Она держала в руках сложенный листок бумаги и, подойдя к Максиму, взяла его руку и вложила тот маленький сверточек в его ладонь.
- Держи, Максим Иванович, пущай бережет тебя эта молитва.
- Чего вы меня, баба Вася, по имени-отчеству кличете? - удивился он.
- Так со всем уважением. Ты ведь уже давно не тот Максимка, что груши у меня в саду воровал... Ты, Максим Иванович, послухай меня - береги эту молитву, как зеницу ока. Спасет она тебя и домой к детишкам вернет. Это Девяностый Псалом, "Живый в помощи Вышняго"...
- Бабушка Вася, так я же коммунист, советский человек. Не нужно... Как попы я молиться не умею.
Она сжала его ладонь и взмолилась, будто не слыша его последних слов:
- Возьми… Ты добрый, честный человек, Господь таких оберегает.
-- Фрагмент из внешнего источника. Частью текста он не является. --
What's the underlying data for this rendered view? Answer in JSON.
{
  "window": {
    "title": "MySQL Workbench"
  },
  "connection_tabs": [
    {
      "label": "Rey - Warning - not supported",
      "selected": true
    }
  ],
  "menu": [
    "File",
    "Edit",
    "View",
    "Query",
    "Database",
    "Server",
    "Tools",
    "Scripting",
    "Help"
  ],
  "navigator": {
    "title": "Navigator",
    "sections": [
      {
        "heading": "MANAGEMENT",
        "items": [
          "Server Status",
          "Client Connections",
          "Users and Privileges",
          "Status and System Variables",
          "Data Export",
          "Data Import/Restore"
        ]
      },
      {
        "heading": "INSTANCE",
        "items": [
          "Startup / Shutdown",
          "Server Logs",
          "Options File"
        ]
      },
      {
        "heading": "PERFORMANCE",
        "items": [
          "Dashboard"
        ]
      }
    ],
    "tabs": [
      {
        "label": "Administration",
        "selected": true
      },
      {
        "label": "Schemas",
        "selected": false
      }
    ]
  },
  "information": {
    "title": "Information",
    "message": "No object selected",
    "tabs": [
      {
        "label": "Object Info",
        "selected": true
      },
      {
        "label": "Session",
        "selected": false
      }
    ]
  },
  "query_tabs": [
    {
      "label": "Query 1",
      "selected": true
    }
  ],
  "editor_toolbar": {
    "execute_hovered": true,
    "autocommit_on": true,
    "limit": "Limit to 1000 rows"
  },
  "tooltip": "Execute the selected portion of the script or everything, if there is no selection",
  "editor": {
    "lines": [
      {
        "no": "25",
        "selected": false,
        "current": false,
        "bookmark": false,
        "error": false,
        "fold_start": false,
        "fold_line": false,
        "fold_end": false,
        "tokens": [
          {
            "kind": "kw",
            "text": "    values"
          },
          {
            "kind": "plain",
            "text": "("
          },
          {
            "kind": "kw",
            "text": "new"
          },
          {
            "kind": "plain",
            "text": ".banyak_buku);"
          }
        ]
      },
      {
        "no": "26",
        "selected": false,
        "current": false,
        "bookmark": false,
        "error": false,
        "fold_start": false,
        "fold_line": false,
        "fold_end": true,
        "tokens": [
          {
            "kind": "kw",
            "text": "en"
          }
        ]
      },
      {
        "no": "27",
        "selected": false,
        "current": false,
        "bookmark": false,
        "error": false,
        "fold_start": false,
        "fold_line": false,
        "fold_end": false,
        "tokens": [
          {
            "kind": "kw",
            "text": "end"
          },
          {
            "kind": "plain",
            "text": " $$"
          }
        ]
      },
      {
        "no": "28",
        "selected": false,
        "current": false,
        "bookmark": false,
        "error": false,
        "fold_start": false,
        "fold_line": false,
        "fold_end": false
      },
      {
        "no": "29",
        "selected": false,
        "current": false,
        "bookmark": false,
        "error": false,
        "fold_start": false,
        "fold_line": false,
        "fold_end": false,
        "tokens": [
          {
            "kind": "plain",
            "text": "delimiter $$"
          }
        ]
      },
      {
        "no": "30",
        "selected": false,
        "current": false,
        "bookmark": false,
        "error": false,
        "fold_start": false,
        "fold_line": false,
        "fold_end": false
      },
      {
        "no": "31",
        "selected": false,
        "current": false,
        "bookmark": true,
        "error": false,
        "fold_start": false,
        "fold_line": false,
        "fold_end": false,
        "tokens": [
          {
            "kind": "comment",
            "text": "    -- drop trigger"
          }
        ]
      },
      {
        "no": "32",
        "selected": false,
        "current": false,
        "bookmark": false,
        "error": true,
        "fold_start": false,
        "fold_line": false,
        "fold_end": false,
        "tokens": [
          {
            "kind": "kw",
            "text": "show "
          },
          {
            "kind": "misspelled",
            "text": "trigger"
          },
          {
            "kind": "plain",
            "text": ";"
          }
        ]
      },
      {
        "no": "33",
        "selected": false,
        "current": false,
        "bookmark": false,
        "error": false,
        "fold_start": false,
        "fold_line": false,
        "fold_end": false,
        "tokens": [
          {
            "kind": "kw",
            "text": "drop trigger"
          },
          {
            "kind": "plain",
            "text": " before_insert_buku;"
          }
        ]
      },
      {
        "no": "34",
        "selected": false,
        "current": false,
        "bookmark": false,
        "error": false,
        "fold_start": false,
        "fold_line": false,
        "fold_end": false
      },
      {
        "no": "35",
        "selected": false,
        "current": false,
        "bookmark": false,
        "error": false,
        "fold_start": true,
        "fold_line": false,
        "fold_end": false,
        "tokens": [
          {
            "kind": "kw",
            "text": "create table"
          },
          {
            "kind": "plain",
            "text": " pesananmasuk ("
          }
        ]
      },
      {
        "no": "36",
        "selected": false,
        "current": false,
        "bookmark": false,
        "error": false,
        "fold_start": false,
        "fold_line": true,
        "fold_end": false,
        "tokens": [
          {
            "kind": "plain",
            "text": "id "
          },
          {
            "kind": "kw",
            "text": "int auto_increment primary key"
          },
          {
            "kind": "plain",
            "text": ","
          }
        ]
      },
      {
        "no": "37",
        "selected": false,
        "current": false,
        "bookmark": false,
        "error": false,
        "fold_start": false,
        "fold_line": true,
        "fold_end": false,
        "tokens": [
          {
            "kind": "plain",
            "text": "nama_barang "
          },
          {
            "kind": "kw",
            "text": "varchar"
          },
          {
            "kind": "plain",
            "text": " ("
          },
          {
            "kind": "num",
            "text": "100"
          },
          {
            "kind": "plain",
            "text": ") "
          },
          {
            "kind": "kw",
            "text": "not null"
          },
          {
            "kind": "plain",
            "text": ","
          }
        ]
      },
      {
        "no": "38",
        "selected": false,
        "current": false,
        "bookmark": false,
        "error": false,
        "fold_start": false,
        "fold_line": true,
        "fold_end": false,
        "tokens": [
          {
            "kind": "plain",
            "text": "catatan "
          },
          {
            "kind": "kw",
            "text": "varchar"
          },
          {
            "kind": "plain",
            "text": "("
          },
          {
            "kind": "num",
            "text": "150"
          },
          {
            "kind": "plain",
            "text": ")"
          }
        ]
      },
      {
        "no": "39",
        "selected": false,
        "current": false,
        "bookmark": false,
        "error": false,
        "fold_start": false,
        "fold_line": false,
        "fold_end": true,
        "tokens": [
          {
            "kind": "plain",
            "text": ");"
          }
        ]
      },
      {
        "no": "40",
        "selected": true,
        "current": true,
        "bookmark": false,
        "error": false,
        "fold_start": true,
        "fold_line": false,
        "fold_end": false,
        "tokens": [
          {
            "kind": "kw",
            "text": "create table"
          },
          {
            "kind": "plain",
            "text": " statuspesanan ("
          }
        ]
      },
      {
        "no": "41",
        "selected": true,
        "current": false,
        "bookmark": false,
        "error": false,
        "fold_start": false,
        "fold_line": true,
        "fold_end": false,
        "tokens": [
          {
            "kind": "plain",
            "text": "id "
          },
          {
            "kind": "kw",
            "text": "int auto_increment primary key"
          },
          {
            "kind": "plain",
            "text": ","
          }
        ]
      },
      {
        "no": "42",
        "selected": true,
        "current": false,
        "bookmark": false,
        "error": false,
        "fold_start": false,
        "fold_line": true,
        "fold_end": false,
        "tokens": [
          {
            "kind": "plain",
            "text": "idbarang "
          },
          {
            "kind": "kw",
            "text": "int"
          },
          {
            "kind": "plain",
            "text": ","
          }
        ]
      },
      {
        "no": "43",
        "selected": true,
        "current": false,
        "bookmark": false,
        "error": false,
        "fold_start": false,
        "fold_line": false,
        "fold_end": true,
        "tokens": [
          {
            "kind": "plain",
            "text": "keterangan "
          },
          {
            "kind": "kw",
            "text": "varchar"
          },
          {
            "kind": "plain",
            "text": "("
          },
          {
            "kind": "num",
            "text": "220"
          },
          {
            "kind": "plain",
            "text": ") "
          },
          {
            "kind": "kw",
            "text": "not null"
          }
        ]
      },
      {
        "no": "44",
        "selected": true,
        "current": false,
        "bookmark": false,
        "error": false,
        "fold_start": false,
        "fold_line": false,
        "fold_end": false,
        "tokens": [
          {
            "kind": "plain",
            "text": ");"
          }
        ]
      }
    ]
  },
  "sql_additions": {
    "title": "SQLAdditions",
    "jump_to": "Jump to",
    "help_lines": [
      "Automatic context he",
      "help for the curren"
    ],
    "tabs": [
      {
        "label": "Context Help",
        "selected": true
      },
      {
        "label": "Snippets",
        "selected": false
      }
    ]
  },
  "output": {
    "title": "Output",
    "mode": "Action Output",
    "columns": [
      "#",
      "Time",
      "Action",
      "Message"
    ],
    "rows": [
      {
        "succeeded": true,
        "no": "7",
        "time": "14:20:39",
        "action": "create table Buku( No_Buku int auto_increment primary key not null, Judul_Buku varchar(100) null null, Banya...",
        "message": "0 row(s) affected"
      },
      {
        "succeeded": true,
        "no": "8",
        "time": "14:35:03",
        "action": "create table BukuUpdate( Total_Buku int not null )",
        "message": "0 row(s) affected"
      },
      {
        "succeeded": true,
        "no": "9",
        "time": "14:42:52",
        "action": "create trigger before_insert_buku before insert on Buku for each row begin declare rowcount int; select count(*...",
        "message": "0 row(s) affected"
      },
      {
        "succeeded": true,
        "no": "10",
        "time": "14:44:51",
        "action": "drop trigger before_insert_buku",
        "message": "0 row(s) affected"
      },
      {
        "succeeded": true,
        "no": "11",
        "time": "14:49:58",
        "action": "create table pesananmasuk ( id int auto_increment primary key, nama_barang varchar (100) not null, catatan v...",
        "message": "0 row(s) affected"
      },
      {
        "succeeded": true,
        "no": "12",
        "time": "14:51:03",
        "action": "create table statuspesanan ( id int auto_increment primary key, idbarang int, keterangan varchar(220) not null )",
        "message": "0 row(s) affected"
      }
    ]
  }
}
Только же ты молитвочку держи при себе.
Он кивнул, глядя в её бесцветные глаза, положил в нагрудный карман сложенный листочек и поблагодарил:
- Спасибо, баба Вася.
- Бог с тобой, сынок, - перекрестила она его.
Она долго стояла на дороге. Даже когда колонна скрылась за поворотом, всё ещё смотрела вдаль и рука её поднималась вверх, крестя тех, кто ушел из села.
- Господи, сохрани их.
Странным было для Максима то, что баба Вася именно ему дала эту бумажку. И лишь спустя время он наверняка знал - эта молитва помогла ему пережить то, что пришлось вынести в последующие годы.
На станции их погрузили в товарняк где была солома на полу, ведро в углу, и щели в два пальца. Тридцать два мужика ехали в одном вагоне. Кто-то курил, кто-то спал, кто-то молился.
Максим сел в углу, посмотрел на своих будущих сослуживцев, затем вынул бумажку, что ему дала баба Вася, расправил и стал читать.
Мужчина не знал, верит ли он, но ему вдруг стало спокойнее, уверенности больше прибавилось, что ли... Он положил бумажку обратно в карман бережно, как дорогую реликвию.
А поезд меж тем тронулся, увозя его дальше от дома и от родных.
***
Декабрь 1941 год.
Ещё в ноябре земля была мягкой, под ногами хлюпала грязь, а дождь лил так, что в окопах стояла вода по колено, но к первому декабрю ударил мороз. Ветер резал кожу, как стекло и в окопах стало невыносимо холодно. Замерзала вода в фляжках, замерзал и хлеб, только вот солдаты не имели права замерзнуть...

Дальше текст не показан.